3. Ortaklar Arasındaki Ecrimisil Davasında İntifadan Men Şartı
Gerek paylı mülkiyette gerekse elbirliği mülkiyetinde çoğu zaman ecrimisil talepleri üçüncü kişilere karşı ileri sürülmekten ziyade paydaşlar arasında birbirlerine karşı ileri sürülmektedir. Ancak, paydaşların birbirlerine karşı ecrimisil taleplerini dava konusu etmeleri belli şekil koşullarına bağlanmıştır. Paydaşların birbiri aleyhine ecrimisil davası açabilmesi “intifadan men” şartının gerçekleşmiş olmasına bağlıdır. İntifadan men, ecrimisil talebinden önce davacı paydaşın davaya konu taşınmazdan ya da gelirinden yararlanma isteğinin davalı paydaşa bildirilmesiyle sağlanmış olur. İntifadan men edilen paydaşa karşı ecrimisil davası açılarak ecrimisil tazminatı istenebilir. İntifadan men şartı; ecrimisil tazminatı talep eden paydaşın diğer paydaşlara noterden ihtarname çekme veya daha önce men-i müdahale, ortaklığın giderilmesi vb. davaları açma veya icra takibi yapma veya her türlü delille ispatlanabilen herhangi bir şekilde taşınmazdan veya gelirinden yararlanma isteğini bildirmesiyle gerçekleşir. Paydaşlar ecrimisil davasından önce intifadan men edilmedikçe aleyhlerine açılacak ecrimisil tazminatı davası reddedilecektir. Yararlanma isteminin paydaşa iletildiği her türlü delille ispatlanabilir.
Bazı hallerde paydaşlar intifadan men edilmemiş olsa bile aleyhlerine doğrudan ecrimisil tazminatı davası açılabilir. Yargıtay’a göre paydaşların intifadan men edilmesine gerek olmadan doğrudan ecrimisil davası açılabilecek haller şunlardır:
Yukarıda sayılan istisnalar dışında, paydaşlar arasında ecrimisil davası açılabilmesi için intifadan men koşulunun gerçekleşmesi aranacak ve intifadan men koşulunun gerçekleştiği iddiası, her türlü delille kanıtlanabilecektir .
ECRİMİSİL DAVASINI KİMLER AÇABİLİR?
Ecrimisil tazminatı davasını haksız bir şekilde işgale uğrayan taşınır veya taşınmaz üzerinde hak sahibi olan kişi açabilir. Örneğin, mülkiyet hakkı başkasına ait olan bir taşınmazda intifa hakkına sahip olan bir kişi, taşınmaz haksız işgale uğradığında ecrimisil davası açabilir.
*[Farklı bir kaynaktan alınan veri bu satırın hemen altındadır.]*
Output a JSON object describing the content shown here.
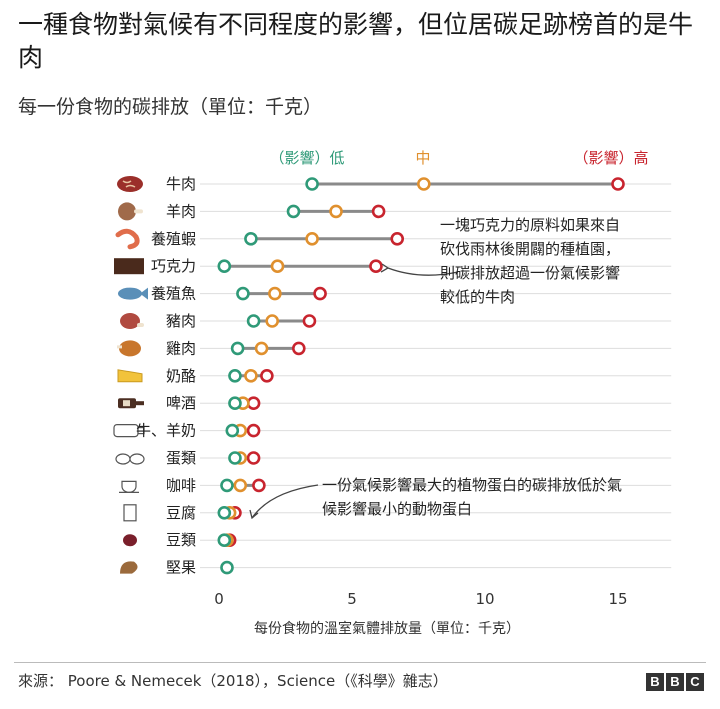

Çünkü, hukuken sadece mülkiyet hakkı sahibi değil, sınırlı ayni haklar gibi zilyetlik sağlayan haklara sahip olanlar da ecrimisil davası açma hakkına sahiptir. Ecrimisil davaları, hem malik tarafından hem de zilyet tarafından açılabilir. Yani, ecrimisil davası hem ayni hakka hem de şahsi hakka dayanılarak açılabilir.
Paylı (müşterek) mülkiyette, taşınmazdan yararlanamayan paydaş, haksız bir şekilde engel olan öteki paydaş veya paydaşlardan ecrimisil isteyebilir. Müşterek mülkiyette paydaş haksız işgalci olan üçüncü kişiden de kendi payı oranında ecrimisil talep edebilir.
Elbirliği mülkiyetinde (iştirak halinde mülkiyet) paydaşlara veya üçüncü kişilere karşı ecrimisil davası herhangi bir paydaş tarafından açılabilir.
ECRİMİSİL DAVASINDA ZAMANAŞIMI
Ecrimisil tazminatı davaları bir zamanaşımı süresine tabidir.
Ecrimisil davaları beş yıllık zamanaşımına tabi olup bu beş yıllık süre dava tarihinden geriye doğru işlemeye başlar . Beş yıllık zamanaşımı süresi Yargıtay İçtihadı Birleştirme Kararı ve Yargıtay’ın aynı yoldaki yerleşmiş içtihatlarıyla kabul edilmiştir. Örneğin, 01.01.2023 tarihinde açılan bir ecrimisil tazminatı davasında geriye dönük 5 yıllık süre olan 01.01.2018 tarihine kadar ecrimisil tazminatı istenebilir.
Özellikle belirtelim ki, davacı geriye dönük 20 yıl için ecrimisil tazminatı talep etse bile, davalı tarafından zamanaşımı defi ileri sürülmediği takdirde, zamanaşımı sınırlaması olmadan davacının talebi doğrultusunda karar verilir.
ECRİMİSİL DAVASINDA FAİZ BAŞLANGIÇ TARİHİ
Haksız işgal eden kişiden ecrimisil tazminatı ile birlikte kanuni faiz de talep edilebilir. Ecrimisil bedelinin her dönem sonundan itibaren işleyecek yasal faiziyle birlikte davalıdan tahsili talep edilebilir.
Ecrimisil tazminatı davasında, haksız işgalin başladığı ve ecrimisilin talep edildiği tarihten itibaren her yıl dönemlere ayrılarak, her döneme faiz işletilmektedir. Örneğin, haksız işgalin 01.05.2020 yılında başladığını, ecrimisil tazminatı davasının da 01.01.2023 yılında açıldığını kabul edelim. 01.05.2020 tarihinden itibaren başlayan haksız işgal nedeniyle 01.05.2020-31.12.2020 tarihleri arası ilk dönem, 01.01.2021-31.12.2021 tarihleri arası ikinci dönem, 01.01.2022-31.12.2022 tarihleri arası üçüncü dönem olarak kabul edilecektir. Ecrimisil tazminatı nedeniyle faiz başlangıcı da her dönem sonuna ayrı ayrı faiz işletilerek bulunulacaktır. Yani her dönem içindeki ayların ecrimisi bedelleri toplanacak ve dönem sonundan itibaren her döneme ayrı ayrı (örneğin ilk dönem için 01.05.2021 tarihinden itibaren) faiz işletilecektir.